Ven­te à emporter (AI)
  • Les lan­ce­urs d’a­ler­te signalent les abus en inter­ne ou en exter­ne ; de nombreu­ses ent­re­pri­ses en Sui­s­se éta­blis­sent des systè­mes de signa­le­ment et ont des poli­ti­ques for­mel­les en la matière.
  • Le grou­pe A._____ a man­da­té le cabi­net d’au­dit C. en tant que four­nis­seur de ser­vices de dénon­cia­ti­on exter­ne pour rece­voir et enquêter sur les signalements.
  • L’in­stance infé­ri­eu­re a reje­té la deman­de de mesu­res de pro­tec­tion de la défen­der­es­se, car cel­le-ci n’a pas prou­vé qu’el­le met­tait en dan­ger de maniè­re cré­di­ble des inté­rêts dignes de protection.

3.1 Les lan­ce­urs d’a­ler­te sont des per­son­nes qui atti­rent l’at­ten­ti­on sur des dys­fonc­tion­ne­ments au sein de leur orga­ni­sa­ti­on.

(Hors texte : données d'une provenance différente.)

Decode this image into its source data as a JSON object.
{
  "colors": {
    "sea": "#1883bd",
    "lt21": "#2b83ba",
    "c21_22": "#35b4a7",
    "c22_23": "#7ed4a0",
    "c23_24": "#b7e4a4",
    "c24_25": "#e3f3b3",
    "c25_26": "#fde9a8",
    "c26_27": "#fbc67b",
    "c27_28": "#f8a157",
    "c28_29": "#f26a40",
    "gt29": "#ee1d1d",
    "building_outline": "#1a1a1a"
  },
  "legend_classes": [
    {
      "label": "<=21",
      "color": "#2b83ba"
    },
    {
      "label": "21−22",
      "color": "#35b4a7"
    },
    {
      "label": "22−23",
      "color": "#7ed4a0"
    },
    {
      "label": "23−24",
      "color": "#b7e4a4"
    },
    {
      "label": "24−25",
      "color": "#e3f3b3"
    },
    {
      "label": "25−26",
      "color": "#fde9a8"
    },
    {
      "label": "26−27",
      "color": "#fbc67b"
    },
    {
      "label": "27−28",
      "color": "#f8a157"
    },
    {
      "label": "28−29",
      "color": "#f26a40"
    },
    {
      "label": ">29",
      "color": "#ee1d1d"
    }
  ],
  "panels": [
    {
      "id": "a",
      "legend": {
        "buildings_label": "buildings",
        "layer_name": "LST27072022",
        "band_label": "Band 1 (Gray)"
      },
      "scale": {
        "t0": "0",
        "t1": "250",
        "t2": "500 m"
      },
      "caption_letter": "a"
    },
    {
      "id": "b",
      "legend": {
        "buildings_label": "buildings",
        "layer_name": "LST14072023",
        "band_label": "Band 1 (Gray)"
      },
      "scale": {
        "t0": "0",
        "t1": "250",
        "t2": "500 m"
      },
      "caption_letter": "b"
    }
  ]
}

Si les dys­fonc­tion­ne­ments sont signa­lés à des insti­tu­ti­ons exté­ri­eu­res à l’or­ga­ni­sa­ti­on elle-même (auto­ri­tés de sur­veil­lan­ce, médi­as, etc.), on par­le de whist­le­b­lo­wing “exter­ne”. Si le signa­le­ment est effec­tué auprès d’un ser­vice au sein de l’or­ga­ni­sa­ti­on où des dys­fonc­tion­ne­ments appa­rais­sent, on par­le de whist­le­b­lo­wing “inter­ne” ([…]). De nombreu­ses ent­re­pri­ses, y com­pris en Sui­s­se, met­tent en place des systè­mes de signa­le­ment pour les whist­le­b­lo­wers. Le grou­pe A._____ a édic­té une Whist­le­b­lower Poli­cy (Urk. 6÷17÷3, en ver­si­on anglai­se et alle­man­de ; “Signal­ge­ber­po­li­tik”). Cet­te direc­ti­ve s’ap­pli­que à tous les employés de A. […] dans le mon­de entier. La socié­té d’é­co­no­mie et d’au­dit C. a été char­gée de rece­voir les signa­le­ments de lan­ce­urs d’a­ler­te et d’en­quêter à leur sujet. C. est le Whist­le­b­lower Ser­vice Pro­vi­der [WSP] de la défenderesse […].

4.2 L’in­stance pré­cé­den­te est arri­vée à la con­clu­si­on que la défen­der­es­se n’a­vait pas ren­du vrais­em­bla­ble une mise en dan­ger d’in­té­rêts dignes de pro­tec­tion. La deman­de pro­cé­du­ra­le de la défen­der­es­se (pour l’ad­op­ti­on de mesu­res de pro­tec­tion) doit être reje­tée sous cet aspect déjà (acte 2, p. 7, con­sid. 5.1.4). Elle a en out­re con­sidé­ré qu’il exi­stait des “inté­rêts fon­da­men­taux” du deman­deur à con­sul­ter le docu­ment 6/19 (y com­pris les anne­xes). La deman­de de la défen­der­es­se dev­rait éga­le­ment être reje­tée du point de vue des inté­rêts supé­ri­eurs du requé­rant. Pour les rai­sons sus­ment­i­onnées, les requêtes éven­tu­el­les et sub­si­di­ai­res doi­vent éga­le­ment être reje­tées (piè­ce 2, p. 7 ss).